じんけんSCHOLA

関西大学の石元先生による「はじめてみよう!これからの部落問題学習」という講座を聞きに行ってきました。

この講座では、今、学校現場で部落問題についてどう教えているのか?そして、これからどう教えていくべきなのか?などということをテーマにお話がされていました。

前半は、石元先生が大学で担当された授業でとったアンケートをもとに、今の大学生世代が高校生までの間で、部落に関してどのような知識や印象を持たされてきたのかを明らかにされていました。

「部落とはどんなところ?」というような質問項目に対する、アンケートでの回答は、ほとんどが「血筋の異なる人が住んでいる地域」というような理解でした。

その後、石元先生から、「昔の賤民身分とされた人が住んでいた地域であっても、今の部落として残っているところとそうではないところがある」「えたと非人も住んでいる場所は違った」などということが説明されました。

そこから、差別が発生するその場では「先祖を(江戸時代まで)5代も6代もさかのぼって調べたらこいつは部落民だから差別してやろう」などという実態はないのに

部落が部落であることを説明しようとすると血統の話をすぐに持ち出してしまう不思議さを感じました。

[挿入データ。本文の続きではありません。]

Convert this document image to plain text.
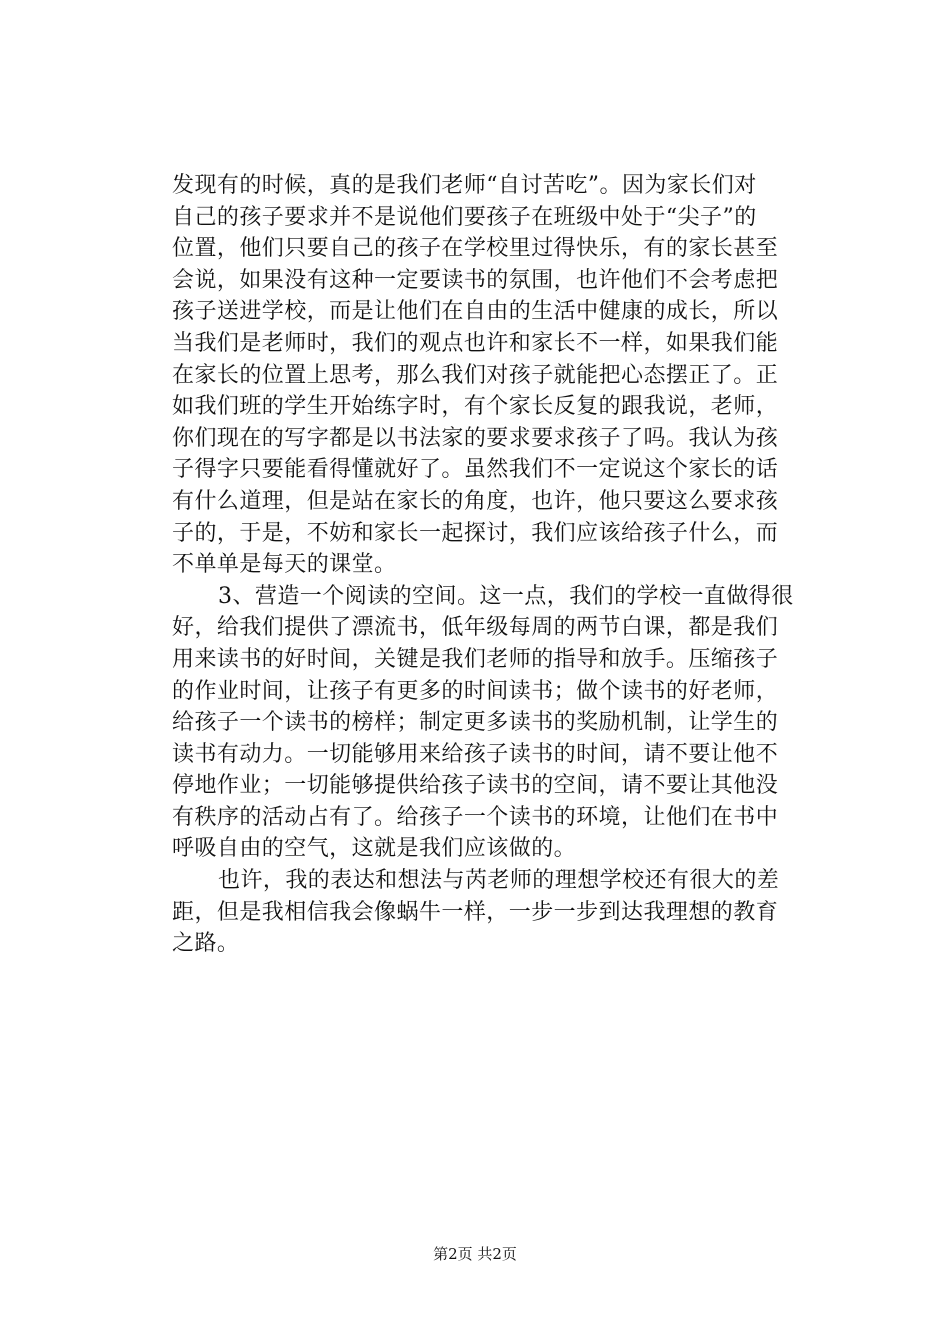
发现有的时候，真的是我们老师“自讨苦吃”。因为家长们对
自己的孩子要求并不是说他们要孩子在班级中处于“尖子”的
位置，他们只要自己的孩子在学校里过得快乐，有的家长甚至
会说，如果没有这种一定要读书的氛围，也许他们不会考虑把
孩子送进学校，而是让他们在自由的生活中健康的成长，所以
当我们是老师时，我们的观点也许和家长不一样，如果我们能
在家长的位置上思考，那么我们对孩子就能把心态摆正了。正
如我们班的学生开始练字时，有个家长反复的跟我说，老师，
你们现在的写字都是以书法家的要求要求孩子了吗。我认为孩
子得字只要能看得懂就好了。虽然我们不一定说这个家长的话
有什么道理，但是站在家长的角度，也许，他只要这么要求孩
子的，于是，不妨和家长一起探讨，我们应该给孩子什么，而
不单单是每天的课堂。
3、营造一个阅读的空间。这一点，我们的学校一直做得很
好，给我们提供了漂流书，低年级每周的两节白课，都是我们
用来读书的好时间，关键是我们老师的指导和放手。压缩孩子
的作业时间，让孩子有更多的时间读书；做个读书的好老师，
给孩子一个读书的榜样；制定更多读书的奖励机制，让学生的
读书有动力。一切能够用来给孩子读书的时间，请不要让他不
停地作业；一切能够提供给孩子读书的空间，请不要让其他没
有秩序的活动占有了。给孩子一个读书的环境，让他们在书中
呼吸自由的空气，这就是我们应该做的。
也许，我的表达和想法与芮老师的理想学校还有很大的差
距，但是我相信我会像蜗牛一样，一步一步到达我理想的教育
之路。
第2页 共2页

ただ、それと同時に、この「不思議」を感じるところに達することすらさせない教育ってどうなの、とも思いました。

今の大学生の実態を知らせるアンケートの回答に、会場からは時々あきれたような笑い声が漏れたり、びっくりしたような反応があったりしましたが、私は「これが現実だよなぁ…」と妙にしっくりきてしまいました。

後半部分では、生活実態が改善してもなくならず、経済力にも関係なく受ける部落差別の原因を「漠然とした異質視」として説明されていました。

このように、部落や部落民をきっちり定義できないことで忌避意識が生じたり、差別の無根拠性によって対策が困難であったりする部落差別の現実に、教育現場では触れることすらあまりしません。

これまでの部落問題学習は、児童や生徒の質問に十分に答えてこなかったことによる消化不良感があったのではないかとしたうえで、だからこそもっと身近なところ(例えば日常に潜む「あるある」な偏見など)からでもよいから「自分事意識」を持ってもらえるような教育が必要だと話されていました。

あらためて、無知ゆえに気づけない構造の不思議さや、無知が生む偏見の恐ろしさについて考えさせられました。